Men were lost in collapsed tunnels that exploded during mining operations and buried in trenches after heavy artillery fire; others drowned and disappeared in the deep mud of No Man's Land; still others received injuries that were so severe that they couldn't be identified, men who were obliterated by the weapons of modern warfare.
Anna Gordon Keown's poem "Reported Missing" gives voice to the anguish of not knowing, of not being able to mourn.
My thought shall never be that you are dead:
Who laughed so lately in this quiet place.
The dear and deep-eyed humour of that face
Held something ever living, in Death’s stead.
Scornful I hear the flat things they have said
And all their piteous platitudes of pain.
I laugh!

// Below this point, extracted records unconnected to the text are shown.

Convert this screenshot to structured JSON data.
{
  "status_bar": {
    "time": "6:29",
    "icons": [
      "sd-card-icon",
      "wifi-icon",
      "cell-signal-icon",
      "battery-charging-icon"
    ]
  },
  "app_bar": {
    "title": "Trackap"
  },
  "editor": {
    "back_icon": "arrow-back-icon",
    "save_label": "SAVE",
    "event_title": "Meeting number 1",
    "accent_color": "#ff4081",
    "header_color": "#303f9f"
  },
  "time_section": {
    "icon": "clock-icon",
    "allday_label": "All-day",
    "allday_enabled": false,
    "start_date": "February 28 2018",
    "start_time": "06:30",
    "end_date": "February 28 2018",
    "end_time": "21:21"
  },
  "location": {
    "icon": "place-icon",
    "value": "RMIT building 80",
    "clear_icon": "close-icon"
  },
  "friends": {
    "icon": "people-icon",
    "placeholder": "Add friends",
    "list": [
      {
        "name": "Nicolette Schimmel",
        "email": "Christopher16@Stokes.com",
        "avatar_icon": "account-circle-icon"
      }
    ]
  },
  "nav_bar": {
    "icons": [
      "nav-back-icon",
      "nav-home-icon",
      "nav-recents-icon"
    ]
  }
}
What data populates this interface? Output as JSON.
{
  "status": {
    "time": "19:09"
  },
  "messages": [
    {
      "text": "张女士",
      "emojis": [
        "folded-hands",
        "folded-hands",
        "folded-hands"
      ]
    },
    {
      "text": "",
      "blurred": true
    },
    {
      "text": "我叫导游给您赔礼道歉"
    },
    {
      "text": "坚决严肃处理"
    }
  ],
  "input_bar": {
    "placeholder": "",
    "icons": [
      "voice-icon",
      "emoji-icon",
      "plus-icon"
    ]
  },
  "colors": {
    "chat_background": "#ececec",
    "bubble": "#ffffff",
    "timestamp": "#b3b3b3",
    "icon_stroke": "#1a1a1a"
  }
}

I laugh! – For you will come again –
This heart would never beat if you were dead.
The world’s adrowse in twilight hushfulness,
There’s purple lilac in your little room,
And somewhere out beyond the evening gloom
Small boys are culling summer watercress.
Of these familiar things I have no dread
Being so very sure you are not dead.
--Anna Gordon Keown
The poem is framed in denial: both the first and the last lines refuse to accept that this man "Who laughed so lately" can be dead.
His remembered laughter is echoed by her present laughter in line 8, repeated twice, as if to convince not only listeners, but the speaker of the poem herself that there is something left in the world to laugh about.
The beat of her heart, the flowers gathered for his room, the abundance of the rapidly growing summer watercress are held up as evidence of the vitality that surrounds her. These are set against the "flat things" and "piteous platitudes of pain" that call her to confront a horrible juxtaposition: familiar things become dreadful when they continue on, as if in blithe indifference to shattering loss and death.
She cannot allow herself to mourn: her memory and hope keep him alive, and so instead, the speaker of the poem lives "adrowse in twilight hushfulness," suspended, only half-awake, in the gloom between day and night.
One-hundred years later, the missing of the Great War are still being found by farmers clearing land and ploughing fields, by construction crews laying roads and digging foundations. It's sobering to think how long their loved ones endured suspended lives, waiting for closure that failed to come within their lifetimes.